Das nachfolgende Gespräch bildet den Auftakt einer neuen Reihe bei perisphere, in welcher wir in loser Abfolge die Kunstbloggerszene im deutschsprachigen Raum beleuchten werden. Den Anfang machen wir mit einem Interview mit dem Berliner Matthias Planitzer vom Castor & Pollux-Blog.

Matthias startete mit seinem Projekt im Januar 2009 und gehört damit nicht mehr ganz zu den Pionieren, aber mittlerweile immerhin doch zu den fest Etablierten unter den deutschsprachigen Kunstblogs, sein Schwerpunkt liegt von Beginn an auf dem Kunstgeschehen in der Hauptstadt Berlin. Mitte diesen Monats wurde die kontinuierliche Arbeit offiziell gewürdigt, Castor & Pollux wurde in Hamburg mit einem Lead-Award ausgezeichnet. Die Auszeichung wird übrigens heute Abend in Berlin in der Kim Bar gefeiert.

Matthias Planitzer ist vielseitig interessiert und äußerst umtriebig. Er studiert Medizin, ein Studium welches laut eigener Aussage mit kurzen Lücken von Kleinauf sein Berufs- und späterer Studienwunsch war, gründete aber parallel dazu gemeinsam mit Sol­veig Maria Ebbing­haus die Kommunikationsberatungsagentur Ebbing­haus Pla­nit­zer — Art Con­sul­tancy. Zusätzlich zu den Texten und Rezensionen in seinem eigenen Blog schreibt er einmal im Monat für das Kunst-Magazin und unterhält noch ein eher experimentelles Online-Projekt unter dem Titel Ganymed, in dem es ihn um die Verbindung von bildender Kunst und Literatur geht.

Matthias Planitzer | Castor & Pollux

FK: Welche Künstler und/oder Werke sind für Dich von besonderer Bedeutung? Was interessiert Dich an Ihnen und Ihrer Arbeit?
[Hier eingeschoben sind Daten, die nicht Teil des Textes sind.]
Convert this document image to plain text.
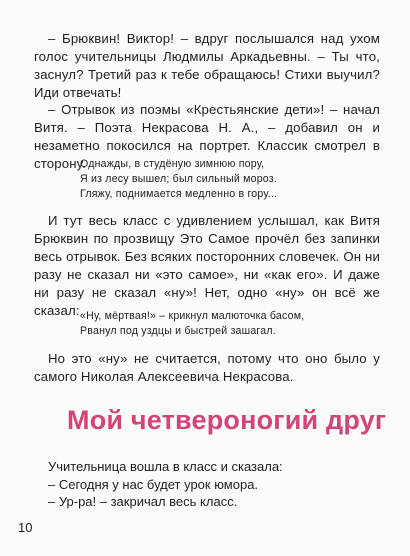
– Брюквин! Виктор! – вдруг послышался над ухом голос учительницы Людмилы Аркадьевны. – Ты что, заснул? Третий раз к тебе обращаюсь! Стихи выучил? Иди отвечать!
– Отрывок из поэмы «Крестьянские дети»! – начал Витя. – Поэта Некрасова Н. А., – добавил он и незаметно покосился на портрет. Классик смотрел в сторону.
Однажды, в студёную зимнюю пору,
Я из лесу вышел; был сильный мороз.
Гляжу, поднимается медленно в гору...
И тут весь класс с удивлением услышал, как Витя Брюквин по прозвищу Это Самое прочёл без запинки весь отрывок. Без всяких посторонних словечек. Он ни разу не сказал ни «это самое», ни «как его». И даже ни разу не сказал «ну»! Нет, одно «ну» он всё же сказал: «Ну, мёртвая!» – крикнул малюточка басом,
Рванул под уздцы и быстрей зашагал.
Но это «ну» не считается, потому что оно было у самого Николая Алексеевича Некрасова.
Мой четвероногий друг
Учительница вошла в класс и сказала:
– Сегодня у нас будет урок юмора.
– Ур-ра! – закричал весь класс.
10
MP: Mein besonderes Interesse gilt Kunst und Künstlern, die die Grenzen ihres Genres, ihrer Technik und ihres Sujets ausweiten oder überschreiten und die zeitgenös-sischen ästhetischen Paradigma hinterfragen oder gar überwinden. In diesem Sinne bin ich dem Avantgarde-Gedanken der Moderne sicherlich noch stark zugewandt, der nach dem vermeintlichen Ende der Metaerzählungen wohl doch noch nicht so eingestaubt ist, wie manche meinen.
Jedenfalls sind es sowohl ikonische Künstler des 20. Jahrhunderts wie Bas Jan Ader, Chris Burden, Marcel Broodthaers oder Gerhard Richter, ebenso wie eine zeitgenössische Generation, darunter Carsten Nicolai, Ryoji Ikeda oder Francis Alÿs, die mich begeistern. Aber auch junge Talente wie Cyprien Gaillard, Nina Canell, Pablo Rasgado, Timur Si-Qin oder Sinta Werner gehören für mich zu jenen Künstlern, auf die ich ein besonderes Augenmerk richte.
Hier ist es insbesondere die Oszillation zwischen Ernsthaftigkeit und Ironie, affektiver Beteiligung und kühler Distanziertheit in Bezug auf politische, soziale und ökonomische Themen unserer Zeit, die mich interessiert. Das, was andere unter dem aufsteigenden Stern der Metamoderne als den Berliner Schmelztiegel bezeichnen, ist für mich schlicht das Glück, am richtigen Ort zur richtigen Zeit zu sein. Das ist oftmals sehr spannend.


FK:
Welche Ausstellung war für Dich besonders wichtig und warum?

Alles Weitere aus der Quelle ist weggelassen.